Here are a few of my 2004 wishes for those of you who make the North Shore golf scene such a special place:

• That Kernwood head professional Frank Dully breaks through and wins his first New England PGA Championship in August, after finishing second four times and leading after the first round in 2003.

• That The Golf Channel never goes off basic cable again.

• That you never have to put off your scheduled match because of rain.

• That you successfully convince your S.O., a golf widow/widower, that love is infinitely more passionate for couples who golf together.

• That you appreciate the remarkable story of teenage sensation Michelle Wie.

• That the Cape Ann’s favorite golfing son, Pat Bates, breaks through with his first PGA Tour win.

• That the Salem Country Club membership continues its generous policy of giving back to the game and invites the USGA to conduct another national championship on its marvelous layout in the not-too-distant future.

• That Myopia Hunt Club makes the same gesture.
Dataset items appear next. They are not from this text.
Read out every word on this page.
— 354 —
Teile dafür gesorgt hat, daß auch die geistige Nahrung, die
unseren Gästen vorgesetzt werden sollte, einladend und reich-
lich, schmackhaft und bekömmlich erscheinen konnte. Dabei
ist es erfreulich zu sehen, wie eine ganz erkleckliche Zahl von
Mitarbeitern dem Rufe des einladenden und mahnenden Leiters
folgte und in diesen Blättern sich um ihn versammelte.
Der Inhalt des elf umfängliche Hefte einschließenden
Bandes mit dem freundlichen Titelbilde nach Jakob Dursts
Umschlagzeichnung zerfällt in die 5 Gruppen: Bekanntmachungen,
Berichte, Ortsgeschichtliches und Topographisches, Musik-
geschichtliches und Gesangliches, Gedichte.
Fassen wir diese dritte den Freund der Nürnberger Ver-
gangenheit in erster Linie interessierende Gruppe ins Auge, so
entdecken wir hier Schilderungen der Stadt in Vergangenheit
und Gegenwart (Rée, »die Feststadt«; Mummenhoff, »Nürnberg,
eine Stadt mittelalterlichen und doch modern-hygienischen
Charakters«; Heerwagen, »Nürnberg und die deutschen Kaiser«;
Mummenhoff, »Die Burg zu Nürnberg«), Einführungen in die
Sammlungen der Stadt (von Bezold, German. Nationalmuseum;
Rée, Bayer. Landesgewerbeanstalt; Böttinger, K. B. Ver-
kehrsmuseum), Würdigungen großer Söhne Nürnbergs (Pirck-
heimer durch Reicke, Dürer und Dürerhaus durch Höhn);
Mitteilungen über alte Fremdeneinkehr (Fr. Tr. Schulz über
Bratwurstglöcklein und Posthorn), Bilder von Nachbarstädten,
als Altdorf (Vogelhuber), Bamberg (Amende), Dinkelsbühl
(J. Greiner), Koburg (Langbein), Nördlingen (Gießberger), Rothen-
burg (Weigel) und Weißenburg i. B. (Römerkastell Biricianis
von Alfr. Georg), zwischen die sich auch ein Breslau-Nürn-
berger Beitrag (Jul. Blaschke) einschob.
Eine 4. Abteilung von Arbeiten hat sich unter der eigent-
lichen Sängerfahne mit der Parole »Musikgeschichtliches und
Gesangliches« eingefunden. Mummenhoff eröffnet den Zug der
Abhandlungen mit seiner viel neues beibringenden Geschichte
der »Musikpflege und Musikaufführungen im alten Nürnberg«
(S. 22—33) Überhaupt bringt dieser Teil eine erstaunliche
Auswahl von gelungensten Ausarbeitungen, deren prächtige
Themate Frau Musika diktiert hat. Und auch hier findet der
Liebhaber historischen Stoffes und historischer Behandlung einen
The last USGA event the Hamilton club hosted occurred in 1908. It’s certainly time for another.

• That two of the finest municipally owned golf facilities in New England, Beverly Golf & Tennis and Larry Gannon Memorial in Lynn, resolve their on-going “issues” and concentrate on providing the best golf experiences possible to their members and guests.

• That by the time you read this, Arnold Palmer will have completed his 50th and final Masters appearance in a blaze of glory that none of us will ever forget.

• That Woburn pro Paul Barkhouse has one more NEPGA Seniors Champion-ship victory in his golf bag.

• That all of your topped drives, shanked wedges and four-putt greens are past history.

• That Lynnfield-born Dana Quigley, at the ripe young age of 57, enjoys his finest year ever on the Champions Tour and wins at least one “major.”

• That you get to play Pebble Beach or Olde Head in Ireland, irrespective of the miles to travel and the steep greens fee to pay.

• That you read Dan Jenkins’ Dead Solid Perfect, the funniest golf novel ever written, and Beverly resident John Updike’s Golf Dreams.

• That you will forsake the golf buggy and use your trusty feet to traverse your favorite courses.

• That you will find more balls than you lose.

• That the golf season lasts well into November.

• That you win the big raffle prize at one of the expensive charity tournaments you play in – a golf holiday to Bermuda.

• That you record your first hole-in-one with plenty of witnesses, not when you are playing as a single some weekday at dusk.

• That Beverly native and Salem CC member Dick Harrison, formerly of The Mass Cup, makes a successful return to the corporate golf business.

• That someone of Bob Hope’s stature and dignity takes up the torch as the game’s No. 1 ambassador.

• That we all pause for a moment and remember one of the greatest achievements in the history of women’s golf – cancer-stricken Babe Zaharias’ 12-stroke victory in the United States Women’s Open 50 years ago at Salem CC.

• That you get a chance to spend at least one day at the 2004 U.S. Women’s Open at another gem of a Donald Ross-designed layout – The Orchards in Hadley. The two-hour drive each way will be well worth it.

• That you dream your greatest fantasy to conclusion on a summer night, in which you defeat Nicklaus, Woods, Hogan and Palmer in an 18-hole playoff for the U.S. Open at Shinnecock Hills.

• That you play more golf than you watch on television, even after the big head start the “watching” got the first three months of the year.

• That, every time you make it to the course, you appreciate the game for its most important gifts – exercise, fresh air, the sunshine and kinsmanship – and not worry about the abundance of double bogeys nor the dearth of birdies.